Chapter 3 - Reducing legislative complexity
The EPBC Act is complex. Complex legislation makes it difficult, time-consuming and expensive for people to understand their legal rights and obligations. This leads to confusion and inconsistent decision-making, which creates unnecessary regulatory burden for business and restricts access to justice.
The key reasons the EPBC Act is complex are:
- The policy areas covered by the Act are inherently complex. Environmental approvals, Commonwealth reserves, heritage protection, wildlife trade, and the conservation and recovery of threatened species are all complex. The way the different areas work together to deliver environmental outcomes is not always clear, and many policy areas operate in a siloed way.
- The Act relies heavily on detailed prescriptive processes that are convoluted and inflexible, meaning engaging with it is time-consuming and costly. Convoluted processes are made more complex by important terminology being poorly defined or not defined at all.

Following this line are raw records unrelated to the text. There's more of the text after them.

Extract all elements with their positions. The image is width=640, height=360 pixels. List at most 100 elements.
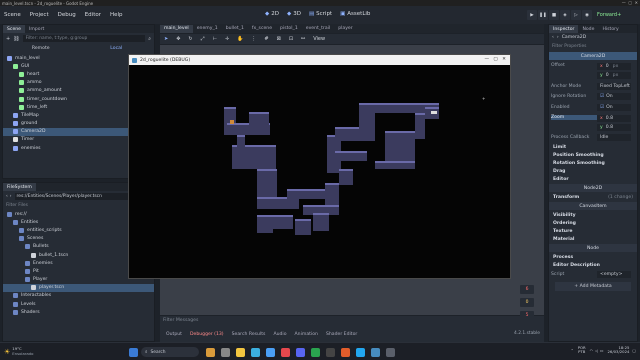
scene-filter-input[interactable]: Filter: name, t:type, g:group [22,35,146,42]
group-transform[interactable]: Transform (1 change) [549,193,637,201]
tab-main-level[interactable]: main_level [160,24,193,33]
remote-tab[interactable]: Remote [3,46,79,51]
notification-icon[interactable]: ▢ [632,348,636,353]
menu-scene[interactable]: Scene [4,12,21,18]
app-icon-orange[interactable] [341,347,350,357]
warning-count[interactable]: 0 [520,298,534,307]
link-icon[interactable]: ⛓ [13,36,19,42]
battery-icon[interactable]: ▭ [600,348,604,353]
movie-icon[interactable]: ◉ [582,10,592,20]
tab-debugger[interactable]: Debugger (13) [186,330,228,338]
game-debug-window[interactable]: 2d_roguelite (DEBUG) — ▢ ✕ [128,54,511,279]
group-ordering[interactable]: Ordering [549,219,637,227]
menu-help[interactable]: Help [110,12,123,18]
play-scene-icon[interactable]: ▷ [571,10,581,20]
prop-process-callback[interactable]: Process Callback Idle [549,133,637,144]
local-tab[interactable]: Local [79,46,155,51]
tab-scene[interactable]: Scene [3,25,26,33]
app-icon-taskview[interactable] [221,347,230,357]
tab-event-trail[interactable]: event_trail [302,25,334,33]
workspace-assetlib-button[interactable]: ▣ AssetLib [340,11,370,17]
renderer-select[interactable]: Forward+ [597,12,621,18]
group-material[interactable]: Material [549,235,637,243]
group-editor-description[interactable]: Editor Description [549,261,637,269]
tab-bullet[interactable]: bullet_1 [222,25,248,33]
file-item[interactable]: Interactables [3,292,154,300]
grid-icon[interactable]: # [264,36,268,42]
bone-icon[interactable]: ⚯ [301,36,305,42]
spotify-icon[interactable] [311,347,320,357]
window-controls[interactable]: — ▢ ✕ [622,0,638,5]
prop-script[interactable]: Script <empty> [549,269,637,280]
tab-inspector[interactable]: Inspector [549,25,579,33]
tab-pistol[interactable]: pistol_1 [276,25,302,33]
move-tool-icon[interactable]: ✥ [176,36,180,42]
prop-enabled[interactable]: Enabled ☑ On [549,102,637,113]
menu-editor[interactable]: Editor [85,12,101,18]
tab-import[interactable]: Import [25,25,48,33]
file-explorer-icon[interactable] [236,347,245,357]
search-icon[interactable]: ⌕ [148,36,151,42]
add-metadata-button[interactable]: + Add Metadata [555,281,631,291]
volume-icon[interactable]: ◁ [595,348,598,353]
tab-shader-editor[interactable]: Shader Editor [322,330,361,338]
prop-ignore-rotation[interactable]: Ignore Rotation ☑ On [549,92,637,103]
tray-chevron-icon[interactable]: ⌃ [571,348,574,353]
pause-icon[interactable]: ❚❚ [538,10,548,20]
group-position-smoothing[interactable]: Position Smoothing [549,151,637,159]
file-item-selected[interactable]: player.tscn [3,283,154,292]
prop-zoom[interactable]: Zoom x 0.8 y 0.8 [549,113,637,133]
scale-tool-icon[interactable]: ⤢ [201,36,205,42]
history-back-icon[interactable]: ‹ [552,35,554,40]
tab-node[interactable]: Node [578,25,598,33]
tab-search-results[interactable]: Search Results [228,330,270,338]
play-icon[interactable]: ▶ [527,10,537,20]
forward-icon[interactable]: › [10,194,12,199]
tab-output[interactable]: Output [162,330,186,338]
file-item[interactable]: Levels [3,300,154,308]
group-icon[interactable]: ⊡ [289,36,293,42]
error-count[interactable]: 6 [520,285,534,294]
debug-window-controls[interactable]: — ▢ ✕ [484,57,506,62]
workspace-script-button[interactable]: ▤ Script [309,11,332,17]
group-editor[interactable]: Editor [549,175,637,183]
keyboard-label[interactable]: PTB [578,349,586,354]
group-process[interactable]: Process [549,253,637,261]
app-icon-dark[interactable] [326,347,335,357]
weather-widget[interactable]: ☀ 19°C Ensolarado [0,346,60,356]
discord-icon[interactable] [296,347,305,357]
group-limit[interactable]: Limit [549,143,637,151]
group-drag[interactable]: Drag [549,167,637,175]
prop-offset[interactable]: Offset x 0 px y 0 px [549,61,637,81]
tab-animation[interactable]: Animation [291,330,322,338]
menu-debug[interactable]: Debug [58,12,76,18]
select-tool-icon[interactable]: ➤ [164,36,168,42]
vscode-icon[interactable] [356,347,365,357]
app-icon-gray[interactable] [386,347,395,357]
tab-audio[interactable]: Audio [269,330,290,338]
prop-anchor-mode[interactable]: Anchor Mode Fixed TopLeft [549,81,637,92]
tab-fx-scene[interactable]: fx_scene [248,25,276,33]
tab-filesystem[interactable]: FileSystem [3,183,36,191]
message-filter-input[interactable]: Filter Messages [160,316,544,325]
tab-enemy[interactable]: enemy_1 [193,25,222,33]
tab-player[interactable]: player [334,25,356,33]
app-icon-red[interactable] [281,347,290,357]
clock-date[interactable]: 26/03/2024 [608,349,630,354]
godot-icon[interactable] [371,347,380,357]
store-icon[interactable] [266,347,275,357]
pivot-tool-icon[interactable]: ✛ [225,36,229,42]
remote-debug-icon[interactable]: ◈ [560,10,570,20]
workspace-3d-button[interactable]: ◆ 3D [287,11,301,17]
group-texture[interactable]: Texture [549,227,637,235]
view-menu[interactable]: View [313,36,325,42]
wifi-icon[interactable]: ◠ [590,348,593,353]
group-rotation-smoothing[interactable]: Rotation Smoothing [549,159,637,167]
add-node-icon[interactable]: + [6,36,10,42]
group-visibility[interactable]: Visibility [549,211,637,219]
rotate-tool-icon[interactable]: ↻ [188,36,192,42]
game-view[interactable] [129,65,510,278]
taskbar-search[interactable]: ⌕ Search [141,347,199,357]
tab-history[interactable]: History [598,25,622,33]
stop-icon[interactable]: ■ [549,10,559,20]
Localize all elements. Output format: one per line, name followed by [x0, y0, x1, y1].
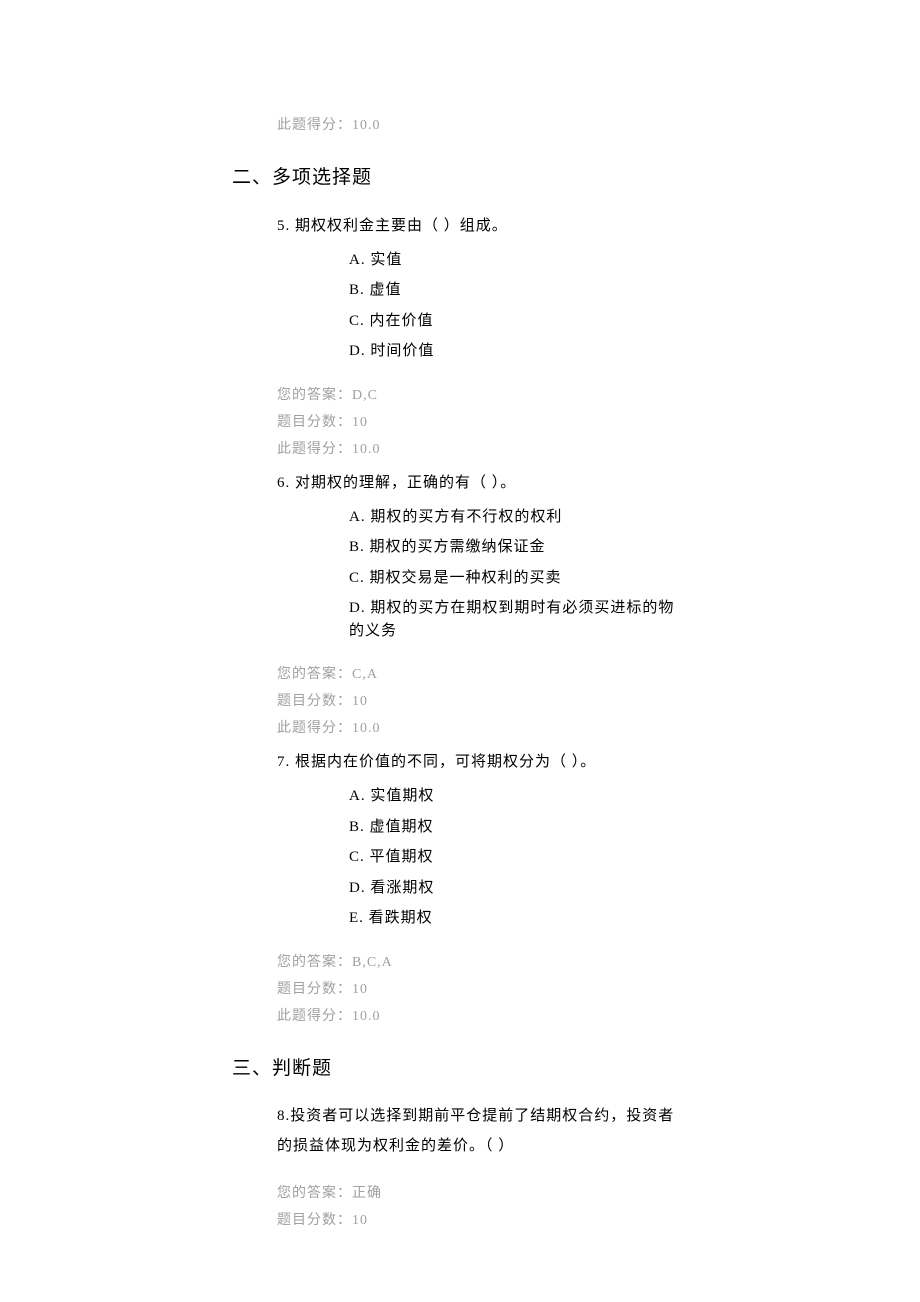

- The Act also interacts with a wide range of other Commonwealth environment, heritage and Indigenous legislation. These interactions include inconsistency and conflict, which drives complexity and uncertainty when applying the Act.
- The construction of the Act is archaic and does not meet best practice for modern regulation. It is not structured for clarity, ease of use or to enable the full delivery of a national, standards-based framework to achieve environmental and heritage outcomes over the long term.
Neither the EPBC Act in its current state nor minor efficiency adjustments to the Act can effectively deliver:
- the recommended National Environmental Standards
- accreditation of third parties to make decisions
- audit and oversight.
A systemic overhaul of the EPBC Act is required. This involves both immediate and ongoing amendment. Sensible staging of legislative reform should be matched with the maturity of the system as it evolves.
The key reforms recommended by the Review are to:
- Immediately improve the operation of the EPBC Act by implementing legislative amendments in the short term to address known inconsistencies, gaps and conflicts.
- Comprehensively overhaul the Act to enable the delivery of the policy reforms recommended by this Review – without this, the full delivery of reform will not be possible.
- Consider alternate structures for the Act, such as creating separate pieces of legislation for its key functional areas. Redrafting should explicitly consider how to improve the interactions within the Act and with other Commonwealth legislation.
- Consistent with the Intergovernmental Agreement on the Environment (IGAE), redraft the Act to enable harmonisation with State and Territory regulation to deliver the recommended standards-based accreditation framework.